Los ministerios de Educación y del Interior firmaron con el Consejo Interuniversitario Nacional (CIN) un convenio para que las universidades usen un software que posibilita garantizar la identidad de los estudiantes al momento de ser evaluados a distancia en el contexto del aislamiento social por la emergencia sanitaria. El programa, desarrollado por el Sistema de Información Universitaria (SIU) del CIN, cruzará datos con el Registro Nacional de las Personas (Renaper) y podrá comenzar a ser utilizado por el sistema de educación superior a partir del segundo cuatrimestre. Autoridades académicas, gremios docentes y representantes del movimiento estudiantil apoyaron esta iniciativa aunque desde algunos sectores manifestaron su preocupación respecto de que no se vulnere “el derecho a la privacidad” de los estudiantes y que no se convierta en una nueva “excusa” para normalizar la virtualidad.

“Todas las universidades vamos a disponer de esta aplicación que va a estar conectada con los sistemas de información del alumnado para certificar la identidad de los estudiantes en el momento de la evaluación y para corroborar asistencia en la participación en foros o campus virtuales”, explicó a PáginaI12 Delfina Veiravé, la presidenta del CIN, el cuerpo que reúne a los rectores de universidades públicas nacionales. 

La iniciativa
fue presentada en el marco de un encuentro virtual del que participaron el ministro de Educación, Nicolás Trotta, el secretario de Políticas Universitarias, Jaime Perczyk, el ministro del Interior, Eduardo “Wado” De Pedro, rectores de universidades de todo el país y el titular del Renaper, Santiago Rodríguez.  El software, desarrollado por el Sistema de Información Universitaria (SIU), se llama Siu Qechua y cruza datos con el Renaper, que depende del Ministerio del Interior.
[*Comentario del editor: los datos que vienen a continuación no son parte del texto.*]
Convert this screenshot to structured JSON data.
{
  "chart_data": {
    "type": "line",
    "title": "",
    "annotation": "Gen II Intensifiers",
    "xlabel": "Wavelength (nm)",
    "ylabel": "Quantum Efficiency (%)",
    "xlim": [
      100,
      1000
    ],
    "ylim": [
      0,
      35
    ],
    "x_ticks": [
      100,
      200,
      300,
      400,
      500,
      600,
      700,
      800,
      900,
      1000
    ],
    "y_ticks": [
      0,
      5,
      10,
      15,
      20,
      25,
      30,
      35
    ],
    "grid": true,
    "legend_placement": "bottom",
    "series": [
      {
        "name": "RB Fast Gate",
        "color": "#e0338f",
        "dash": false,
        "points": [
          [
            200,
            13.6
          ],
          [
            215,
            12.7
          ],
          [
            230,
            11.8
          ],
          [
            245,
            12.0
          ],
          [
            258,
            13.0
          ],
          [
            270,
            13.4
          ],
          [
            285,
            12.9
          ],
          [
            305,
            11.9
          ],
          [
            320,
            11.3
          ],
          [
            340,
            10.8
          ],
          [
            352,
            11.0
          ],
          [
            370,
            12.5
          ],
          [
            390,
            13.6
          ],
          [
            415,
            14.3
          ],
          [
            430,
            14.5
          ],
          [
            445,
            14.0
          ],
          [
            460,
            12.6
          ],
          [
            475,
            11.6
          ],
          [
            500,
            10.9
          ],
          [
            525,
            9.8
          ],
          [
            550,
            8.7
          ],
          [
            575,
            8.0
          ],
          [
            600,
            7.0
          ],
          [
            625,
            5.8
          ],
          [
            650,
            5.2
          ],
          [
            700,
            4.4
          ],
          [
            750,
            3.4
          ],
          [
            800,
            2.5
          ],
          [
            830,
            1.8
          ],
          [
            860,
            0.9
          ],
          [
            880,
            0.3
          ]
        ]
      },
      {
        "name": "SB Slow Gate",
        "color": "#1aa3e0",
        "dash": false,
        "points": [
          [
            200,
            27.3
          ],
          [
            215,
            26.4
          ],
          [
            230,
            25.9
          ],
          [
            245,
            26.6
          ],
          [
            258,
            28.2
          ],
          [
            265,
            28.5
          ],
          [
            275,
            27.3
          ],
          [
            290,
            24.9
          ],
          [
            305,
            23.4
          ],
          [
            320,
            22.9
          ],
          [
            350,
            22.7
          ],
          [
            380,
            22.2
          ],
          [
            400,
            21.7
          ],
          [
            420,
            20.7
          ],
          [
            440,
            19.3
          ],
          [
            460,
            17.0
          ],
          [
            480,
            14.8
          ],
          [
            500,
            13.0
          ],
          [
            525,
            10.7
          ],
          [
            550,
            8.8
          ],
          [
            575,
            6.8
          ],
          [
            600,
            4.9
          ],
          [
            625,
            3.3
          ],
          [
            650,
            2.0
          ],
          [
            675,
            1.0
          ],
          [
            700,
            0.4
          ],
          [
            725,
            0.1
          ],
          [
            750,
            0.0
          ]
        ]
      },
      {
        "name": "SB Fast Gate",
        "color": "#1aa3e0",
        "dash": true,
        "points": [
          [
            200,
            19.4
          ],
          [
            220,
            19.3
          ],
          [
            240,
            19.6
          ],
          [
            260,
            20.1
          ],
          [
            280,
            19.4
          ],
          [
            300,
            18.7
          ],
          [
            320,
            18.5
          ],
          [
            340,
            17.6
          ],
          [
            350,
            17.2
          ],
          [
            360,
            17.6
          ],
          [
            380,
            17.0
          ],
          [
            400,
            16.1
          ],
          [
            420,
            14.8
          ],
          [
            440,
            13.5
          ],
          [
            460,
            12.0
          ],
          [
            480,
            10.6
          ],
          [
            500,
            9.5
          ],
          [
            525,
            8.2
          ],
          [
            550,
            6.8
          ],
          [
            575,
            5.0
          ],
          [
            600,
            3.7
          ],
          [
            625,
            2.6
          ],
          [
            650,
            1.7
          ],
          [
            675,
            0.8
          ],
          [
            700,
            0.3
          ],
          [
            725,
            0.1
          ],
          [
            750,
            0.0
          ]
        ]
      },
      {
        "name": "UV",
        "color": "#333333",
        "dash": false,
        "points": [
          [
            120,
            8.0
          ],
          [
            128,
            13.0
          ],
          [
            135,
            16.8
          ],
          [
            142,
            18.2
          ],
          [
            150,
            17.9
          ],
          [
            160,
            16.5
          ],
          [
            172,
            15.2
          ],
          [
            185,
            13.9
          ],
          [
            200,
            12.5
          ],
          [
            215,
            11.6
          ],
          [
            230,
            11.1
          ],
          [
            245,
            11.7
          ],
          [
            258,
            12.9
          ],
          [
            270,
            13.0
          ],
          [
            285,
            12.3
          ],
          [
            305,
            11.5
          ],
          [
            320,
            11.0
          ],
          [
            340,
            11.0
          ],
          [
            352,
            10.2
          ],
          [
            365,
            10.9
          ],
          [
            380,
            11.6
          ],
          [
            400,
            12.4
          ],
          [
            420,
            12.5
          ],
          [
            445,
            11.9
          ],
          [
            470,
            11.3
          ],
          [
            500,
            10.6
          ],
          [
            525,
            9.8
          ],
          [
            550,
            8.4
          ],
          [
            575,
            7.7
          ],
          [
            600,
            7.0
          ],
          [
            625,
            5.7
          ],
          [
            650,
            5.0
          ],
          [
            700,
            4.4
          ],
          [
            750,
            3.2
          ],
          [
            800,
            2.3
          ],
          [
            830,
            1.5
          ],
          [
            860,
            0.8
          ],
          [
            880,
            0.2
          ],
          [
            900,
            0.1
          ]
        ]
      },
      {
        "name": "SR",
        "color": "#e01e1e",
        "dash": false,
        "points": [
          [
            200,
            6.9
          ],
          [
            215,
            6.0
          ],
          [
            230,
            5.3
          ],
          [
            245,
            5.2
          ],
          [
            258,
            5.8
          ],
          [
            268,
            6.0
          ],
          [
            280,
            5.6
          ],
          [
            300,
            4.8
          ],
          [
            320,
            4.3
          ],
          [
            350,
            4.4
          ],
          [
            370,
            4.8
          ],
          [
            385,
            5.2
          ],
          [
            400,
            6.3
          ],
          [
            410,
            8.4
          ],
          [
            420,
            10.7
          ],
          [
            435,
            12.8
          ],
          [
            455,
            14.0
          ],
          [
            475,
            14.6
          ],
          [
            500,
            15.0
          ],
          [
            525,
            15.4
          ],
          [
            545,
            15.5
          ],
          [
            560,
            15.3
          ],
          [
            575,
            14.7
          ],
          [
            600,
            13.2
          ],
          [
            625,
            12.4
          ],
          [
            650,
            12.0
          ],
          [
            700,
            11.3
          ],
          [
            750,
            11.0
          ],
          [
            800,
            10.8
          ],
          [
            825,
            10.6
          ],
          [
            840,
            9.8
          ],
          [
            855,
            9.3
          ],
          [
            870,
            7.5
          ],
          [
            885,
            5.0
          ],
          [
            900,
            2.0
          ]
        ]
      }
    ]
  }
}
El sistema estará disponible para 66 universidades e institutos universitarios y abarcará a 1.640.000 alumnos de grado y 117 mil de posgrado en todo el país. Lo que permite es la identificación digital de los estudiantes al momento de rendir un examen a distancia. Cada alumno deberá identificarse, antes de ser evaluado, con los datos de su DNI más una foto de su rostro. 

“Es una aplicación que lo que básicamente hace es análogo a lo que pasa cuando el alumno muestra el DNI al momento de rendir un examen presencial. Sería el proceso de identificación inicial del alumno”, señaló el coordinador del SIU del CIN, Guillermo Diorio.

Según explicó Diorio a este diario, al momento de tomar evaluación a distancia el docente le envía al alumno a través de esta aplicación un vínculo para que el estudiante se tome una fotografía y, a través del reconocimiento facial digital, sea validada su identidad. Este proceso permite verificar en determinado momento que una imagen del rostro de una persona se corresponde con un sujeto registrado en el Renaper.

“Es un sistema que nos va a permitir dar una seguridad a la instancia más complicada en el proceso de educación en un estado de emergencia sanitaria, que es la evaluación”, observó el rector de la Universidad Nacional de Quilmes (UNQ), Alejandro Villar.

Desde la federación docente Fedun señalaron que acompañan esta iniciativa mientras “no se vulneren los derechos de los docentes ni de los estudiantes”. “Me parece correcto que se busque un mecanismo fidedigno que valide la identidad del estudiante siempre que se respeten los derechos de todos”, dijo el secretario general de la Fedun, Daniel Ricci. En la misma línea, se expresó el secretario general de la Conadu, Carlos De Feo: “Yo creo que está bien en poner a disposición distintos mecanismos que permitan a los estudiantes poder rendir exámenes y de esa forma que puedan avanzar con sus estudios. Si los estudiantes lo aceptan y les parece bien, a nosotros nos parece bien”.

Con una postura crítica se posicionó la Conadu Histórica: sus dirigentes plantearon su “preocupación” y se declararon “en alerta” para que “no se vulnere la privacidad de los  docentes y estudiantes”. “El movimiento estudiantil tendrá que hacer sus cuestionamientos y aportes para que no vulneren el derecho a la privacidad de los datos personales”, indicó la secretaria adjunta de Conadu Histórica, Claudia Baigorria.

Desde el movimiento estudiantil, el consejero superior de la UBA por la minoría Santiago De Lojo (La Cámpora) opinó: “El tema de las evaluaciones finales es un gran problema. En general toda la cursada virtual tiene problemas. Pero el problema que tiene la toma de finales virtuales es esto de identificar a los estudiantes. Con lo cual, esta aplicación me parece oportuna porque viene a resolver un problema que además es central para lo que es el recorrido académico, si no, se termina generando un cuello de botella”.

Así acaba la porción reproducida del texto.